Around the world each day balloons equipped with radiosondes make more than 1,000 different measurements of the wind, temperature, pressure, and humidity in the upper atmosphere (see Meteorology). These flights are made almost exclusively from land areas. As a result, measurements of the atmosphere are made over less than 20 percent of the globe. To obtain coverage over ocean areas, Global Horizontal Sounding Technique (GHOST) superpressure balloons have been flown experimentally from the Southern Hemisphere. These balloons fly with the winds, and their locations provide essential data about winds in the stratosphere above the oceans. The first flight around the world with a GHOST balloon was launched from Christchurch, New Zealand, in 1965 by a team from the National Center for Atmospheric Research (NCAR), based in Boulder, Colorado. The longest flight, floating at an altitude of 14 km (9 mi), lasted 744 days, circling the Earth more than 50 times.
Zero-pressure balloons, some as large as 150 m (500 ft) in diameter, carry scientific payloads of several tons to stratospheric altitudes. They are used in a variety of scientific applications. For example, such balloons can provide a platform for telescopes or radiation sensors to operate above the interfering atmosphere. Or they can act as a carrier for on-site measurements at altitudes higher than the capabilities of powered aircraft.
Zero-pressure balloons flying above 30 km (20 mi) are a useful platform for astronomical observations with infrared telescopes. Water vapor in the lower atmosphere interferes with viewing through infrared telescopes, but at an altitude of 30 km, water vapor is not a factor. Infrared telescopes have become essential in resolving such questions as the origin and nature of the universe, the birth of stars, and the physics and chemistry of interstellar matter. Cosmic rays, gamma rays, and high-energy X rays have also been studied from the high-flying, zero-pressure balloon platforms.

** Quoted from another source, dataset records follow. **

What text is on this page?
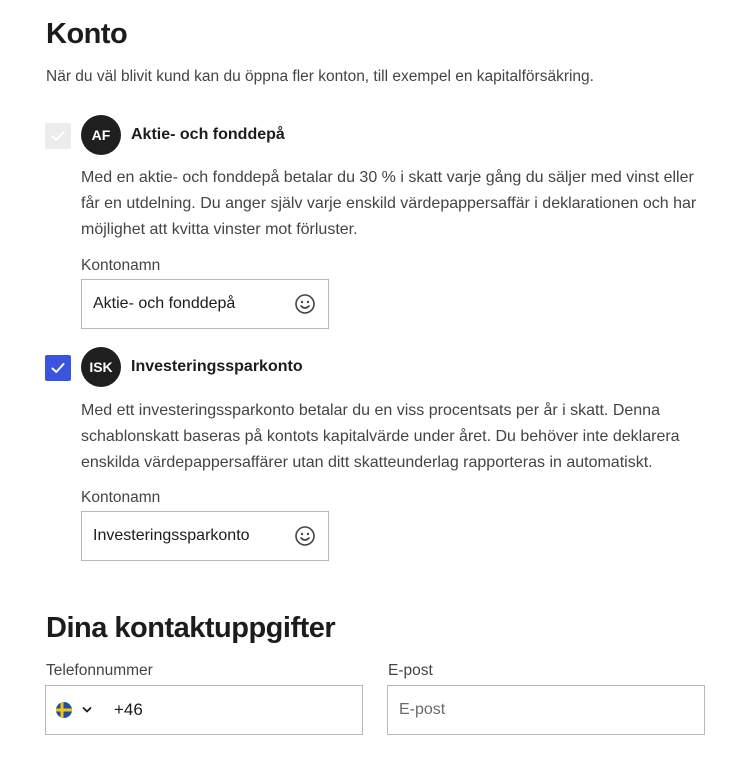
Konto
När du väl blivit kund kan du öppna fler konton, till exempel en kapitalförsäkring.
AF	Aktie- och fonddepå
Med en aktie- och fonddepå betalar du 30 % i skatt varje gång du säljer med vinst eller får en utdelning. Du anger själv varje enskild värdepappersaffär i deklarationen och har möjlighet att kvitta vinster mot förluster.
Kontonamn
Aktie- och fonddepå
ISK	Investeringssparkonto
Med ett investeringssparkonto betalar du en viss procentsats per år i skatt. Denna schablonskatt baseras på kontots kapitalvärde under året. Du behöver inte deklarera enskilda värdepappersaffärer utan ditt skatteunderlag rapporteras in automatiskt.
Kontonamn
Investeringssparkonto
Dina kontaktuppgifter
Telefonnummer
+46
E-post
E-post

Zero-pressure balloons are an essential instrument for helping scientists understand the interactions between industrial chlorofluorocarbons (CFCs) and the stratospheric ozone layer, which absorbs harmful ultraviolet radiation from the Sun. Scientists believe that CFCs are destroying Earth’s protective ozone layer. Balloons provide the only platform capable of measuring the interactions between CFCs and ozone in this region 19 to 48 km (12 to 30 mi) above the Earth's surface.
Balloon platforms offer a low-cost alternative to satellite observations, but are limited by only one or two days of viewing because the measurement instruments are heavy and restrict the amount of ballast that can be carried. In the late 1990s the National Aeronautics and Space Administration (NASA) began a major effort to develop a superpressure balloon capable of carrying a 2,000 kg (4,400 lb) payload to an altitude of 40 km (25 mi) for up to 100 days. The Ultra-Long-Duration Balloon Program (ULDB), as the effort is called, requires the development of new film structures capable of handling the stresses of extended, high-altitude flight with heavy payloads. If this capability is realized, the balloon may become a low-cost alternative to some types of satellites.